The fenced yard at 13th Avenue and Massachusetts Street in Gary is full of marked and unmarked squad car awaiting repairs. (Post-Tribune staff)
The fenced yard at 13th Avenue and Massachusetts Street in Gary is full of marked and unmarked squad car awaiting repairs. (Post-Tribune staff)
The once good-natured grumbling about equipment problems vacillates between open hostility and frustrated resignation among some Gary police officers.

Jokes -- without smiles – circulate the department.

"Foot patrols are coming back in style!" and "The city's just waiting for enough officers to quit so everyone has a car."

Ford quit making the popular Crown Victoria in 2011, but a majority of the city's squad cars are much older than that. Three new Dodge Chargers bought last year are on the street, but 20 new Ford Explorers aren't.

Chief Larry McKinley announced the purchase of 20 new cars in the spring, but none of the black Explorers are in use. Eight sit in a lot north of the Public Safety Facility but don't have markings, lights or sirens.

City spokesperson LaLosa Burns said of the 20 new cars, 12 are being prepared for service. "We expect the 12 cars presently with the vendor will be on the road in early September," Burns wrote in an email, responding to questions posed by the Post-Tribune.
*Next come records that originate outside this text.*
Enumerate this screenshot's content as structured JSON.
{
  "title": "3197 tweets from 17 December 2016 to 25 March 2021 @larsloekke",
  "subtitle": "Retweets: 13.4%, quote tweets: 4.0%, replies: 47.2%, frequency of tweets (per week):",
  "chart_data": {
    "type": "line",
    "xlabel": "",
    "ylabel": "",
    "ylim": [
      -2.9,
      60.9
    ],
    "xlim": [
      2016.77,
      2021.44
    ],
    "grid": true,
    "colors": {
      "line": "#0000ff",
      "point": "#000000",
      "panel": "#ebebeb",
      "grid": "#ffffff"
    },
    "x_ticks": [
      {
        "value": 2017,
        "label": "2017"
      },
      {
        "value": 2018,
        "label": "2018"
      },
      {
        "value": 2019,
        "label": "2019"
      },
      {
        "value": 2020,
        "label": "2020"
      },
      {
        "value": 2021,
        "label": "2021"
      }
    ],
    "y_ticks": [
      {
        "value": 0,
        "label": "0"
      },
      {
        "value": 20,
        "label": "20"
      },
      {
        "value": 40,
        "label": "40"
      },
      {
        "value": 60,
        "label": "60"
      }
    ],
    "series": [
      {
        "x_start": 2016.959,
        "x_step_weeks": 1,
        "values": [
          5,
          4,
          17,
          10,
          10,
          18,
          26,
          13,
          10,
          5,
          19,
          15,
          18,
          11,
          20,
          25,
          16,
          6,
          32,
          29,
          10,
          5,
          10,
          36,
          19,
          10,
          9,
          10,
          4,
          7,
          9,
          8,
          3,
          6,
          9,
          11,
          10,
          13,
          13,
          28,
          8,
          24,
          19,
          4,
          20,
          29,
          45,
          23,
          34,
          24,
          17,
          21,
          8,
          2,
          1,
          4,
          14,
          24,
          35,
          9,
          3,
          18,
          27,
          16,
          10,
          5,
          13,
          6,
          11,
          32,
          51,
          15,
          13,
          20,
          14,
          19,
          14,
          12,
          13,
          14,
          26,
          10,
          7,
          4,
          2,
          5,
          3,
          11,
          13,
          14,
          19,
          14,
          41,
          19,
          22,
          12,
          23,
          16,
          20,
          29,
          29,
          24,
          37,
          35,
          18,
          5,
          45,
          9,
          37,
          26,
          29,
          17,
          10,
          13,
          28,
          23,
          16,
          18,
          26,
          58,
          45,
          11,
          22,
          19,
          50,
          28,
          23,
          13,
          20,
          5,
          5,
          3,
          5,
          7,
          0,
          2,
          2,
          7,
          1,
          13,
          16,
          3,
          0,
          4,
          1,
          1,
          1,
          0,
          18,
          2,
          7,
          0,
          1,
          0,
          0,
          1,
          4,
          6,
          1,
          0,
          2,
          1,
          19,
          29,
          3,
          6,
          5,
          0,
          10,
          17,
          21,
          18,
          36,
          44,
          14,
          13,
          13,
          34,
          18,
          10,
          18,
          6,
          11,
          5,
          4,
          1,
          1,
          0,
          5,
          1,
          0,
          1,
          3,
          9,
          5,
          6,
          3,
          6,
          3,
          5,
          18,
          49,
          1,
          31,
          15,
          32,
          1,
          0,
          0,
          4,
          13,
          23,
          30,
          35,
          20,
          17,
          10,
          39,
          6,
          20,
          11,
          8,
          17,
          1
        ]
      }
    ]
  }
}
She didn't say what plans the city has for the others, but said, "currently the police fleet is sufficient for the number of officers."

In the meantime, a homicide detective, who asked that his name not be used, dropped his car off at vehicle maintenance before he left for vacation. The car is still there, three weeks later and all it needs is an oil change and a tire repair, the detective said.

"There are no basic repairs," Burns wrote. "When cars are brought in to vehicle maintenance, it is then for preventive maintenance. The entire car is checked. This takes time. Vehicles are checked and certified safe before leaving the shop."

Bald tires, no air conditioning, no emergency lights are common complaints, officers say. When officers drive a prisoner from one destination to another, they are required to state their beginning and ending mileage. But that's not possible when the odometer is broken, officers say.

Windows don't roll up or down. Doors don't open. Seats are worn through. Rust. Lots of rust.

"A lot of these cars are running 24 hours a day and the shortage is such that officers are doubling up in cars," Fraternal Order of Police Lodge 61 President Samuel Abegg said Thursday.

While a two-man car is preferable, Abegg said, it's less effective when that is the only car in that district for the shift. Despite a collective bargaining agreement provision that sets, for example, a minimum of 12 officers on the street for that turn, the steady flow of resignations has left the patrol division numbers too depleted to accomplish that, he said.

This week, for example, the city's four districts had only two cars for each area during the day shift, and the midnight shift is short regularly, according to daily schedules.

Abegg, assigned to a gang investigative unit, has a take-home car he describes as "one of our better vehicles." Fearing the loss of the car for an extended period while waiting for an oil change, Abegg had it done himself, he said. "I've been an advocate of handling minor repairs, such as wiper blades and oil changes, ourselves. But if vehicle maintenance (workers) get word, they freak out," he said.

"I have consistently sent Cmdr. (Sarita) Titus emails about cars down for weeks at a time. Money is a problem. I understand that. But there is no doubt that if you have to have the right equipment to do the job and the car issue is a problem," Abegg said.